Crucially significant here, the public relations industry started out in World War I as a way for governments to manipulate public awareness and feelings in order to align people's behavior with their policies. It was established as a business industry by many of the same people who began their careers figuring how to best manipulate people to gin them up to demand and support war. More so in the US than in the UK, but certainly in both.
Governments are still a major source of income for the industry in every nation there is one. The concept that propaganda is an intrinsic part of what governments do, is long established as political commonsense worldwide.
As an aside, it's my opinion that anyone who honestly wants to understand how well a representative democracy can work to the benefit of most people, rich and poor alike, must see that topic in light of how well such governments worked before the 1920s in America on both the state and Federal levels. The period of the New Deal in some key ways is only a valuable qualification on that theme, which it seems to me is best understood in light of what came before it.
To me, the video is exceptionally well packed with accurate comments and takes on the most likely ways Fox's decision to replace Lou Dobbs with two specific intellectuals is certainly meant to ramp up their effectiveness as a propaganda outlet for the network's politics, among other goals.
Both intellectuals have for decades been key players in providing false or misleading cover for the political decisions that have brought about both globalization along libertarian and neoliberal lines, and the two tier economy in the US today that stacks the various decks in order to favor the rich getting richer and the poor getting poorer.
For example: Laffer's 'curve' is a bit of groundless speculation that always plays a vital role in undercutting opposition and providing cover for supporting tax cuts that are good for the rich, don't benefit most others, and actually work out as bad for most people's quality of life.
I'm getting to the point where I think it's almost morally necessary to remind anyone reading something relevant to the wealth gap in America (or to things like Brexit in the UK) that most people's ideas about it or about anything having to do with it closely conform with someone's propaganda about those things. While that is truer on the right, than on the left, neither side does enough thinking for itself these days for anyone to credibly believe they themselves are wholly free of being someone's fool.

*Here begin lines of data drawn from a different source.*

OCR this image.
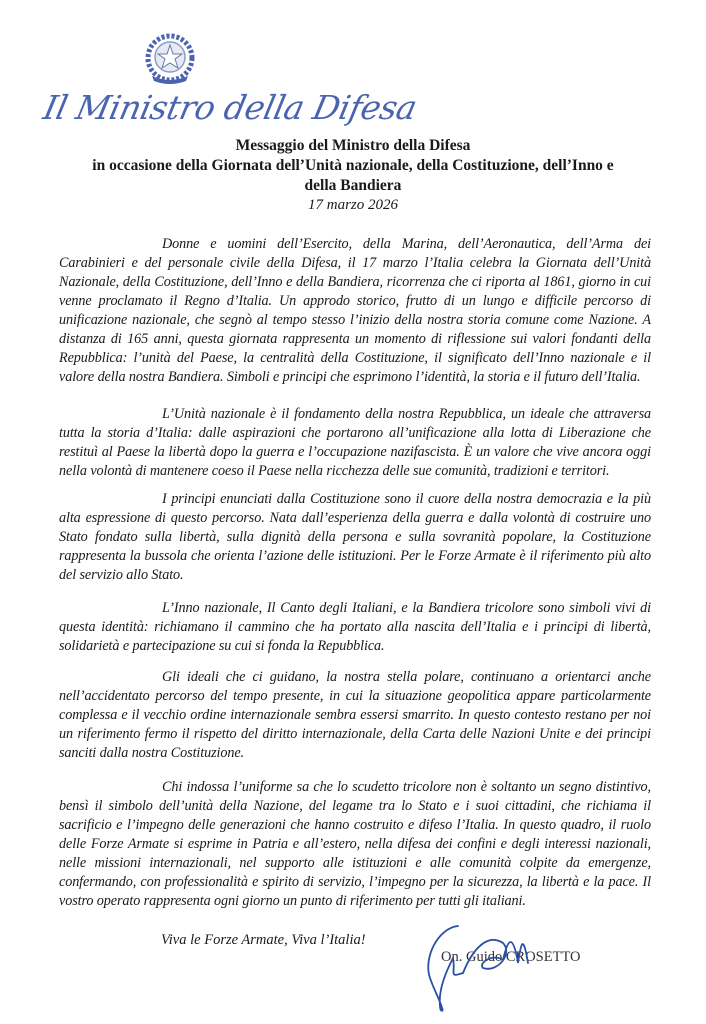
Il Ministro della Difesa
Messaggio del Ministro della Difesa
in occasione della Giornata dell’Unità nazionale, della Costituzione, dell’Inno e
della Bandiera
17 marzo 2026

Donne e uomini dell’Esercito, della Marina, dell’Aeronautica, dell’Arma dei Carabinieri e del personale civile della Difesa, il 17 marzo l’Italia celebra la Giornata dell’Unità Nazionale, della Costituzione, dell’Inno e della Bandiera, ricorrenza che ci riporta al 1861, giorno in cui venne proclamato il Regno d’Italia. Un approdo storico, frutto di un lungo e difficile percorso di unificazione nazionale, che segnò al tempo stesso l’inizio della nostra storia comune come Nazione. A distanza di 165 anni, questa giornata rappresenta un momento di riflessione sui valori fondanti della Repubblica: l’unità del Paese, la centralità della Costituzione, il significato dell’Inno nazionale e il valore della nostra Bandiera. Simboli e principi che esprimono l’identità, la storia e il futuro dell’Italia.

L’Unità nazionale è il fondamento della nostra Repubblica, un ideale che attraversa tutta la storia d’Italia: dalle aspirazioni che portarono all’unificazione alla lotta di Liberazione che restituì al Paese la libertà dopo la guerra e l’occupazione nazifascista. È un valore che vive ancora oggi nella volontà di mantenere coeso il Paese nella ricchezza delle sue comunità, tradizioni e territori.

I principi enunciati dalla Costituzione sono il cuore della nostra democrazia e la più alta espressione di questo percorso. Nata dall’esperienza della guerra e dalla volontà di costruire uno Stato fondato sulla libertà, sulla dignità della persona e sulla sovranità popolare, la Costituzione rappresenta la bussola che orienta l’azione delle istituzioni. Per le Forze Armate è il riferimento più alto del servizio allo Stato.

L’Inno nazionale, Il Canto degli Italiani, e la Bandiera tricolore sono simboli vivi di questa identità: richiamano il cammino che ha portato alla nascita dell’Italia e i principi di libertà, solidarietà e partecipazione su cui si fonda la Repubblica.

Gli ideali che ci guidano, la nostra stella polare, continuano a orientarci anche nell’accidentato percorso del tempo presente, in cui la situazione geopolitica appare particolarmente complessa e il vecchio ordine internazionale sembra essersi smarrito. In questo contesto restano per noi un riferimento fermo il rispetto del diritto internazionale, della Carta delle Nazioni Unite e dei principi sanciti dalla nostra Costituzione.

Chi indossa l’uniforme sa che lo scudetto tricolore non è soltanto un segno distintivo, bensì il simbolo dell’unità della Nazione, del legame tra lo Stato e i suoi cittadini, che richiama il sacrificio e l’impegno delle generazioni che hanno costruito e difeso l’Italia. In questo quadro, il ruolo delle Forze Armate si esprime in Patria e all’estero, nella difesa dei confini e degli interessi nazionali, nelle missioni internazionali, nel supporto alle istituzioni e alle comunità colpite da emergenze, confermando, con professionalità e spirito di servizio, l’impegno per la sicurezza, la libertà e la pace. Il vostro operato rappresenta ogni giorno un punto di riferimento per tutti gli italiani.

Viva le Forze Armate, Viva l’Italia!
On. Guido CROSETTO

In other words, please be careful about believing anything you are not certain you have good reasons for it to be true. We can only do our best, but so many of us aren't even aware this is an area where we would be best off trying harder. The way I got it figured, if I'm going to screw up my life, and help other people screw up theirs, by reading false maps, then passing them along to others, then I might as well draw up those maps myself. At least then, I might have a chance of limiting the damage.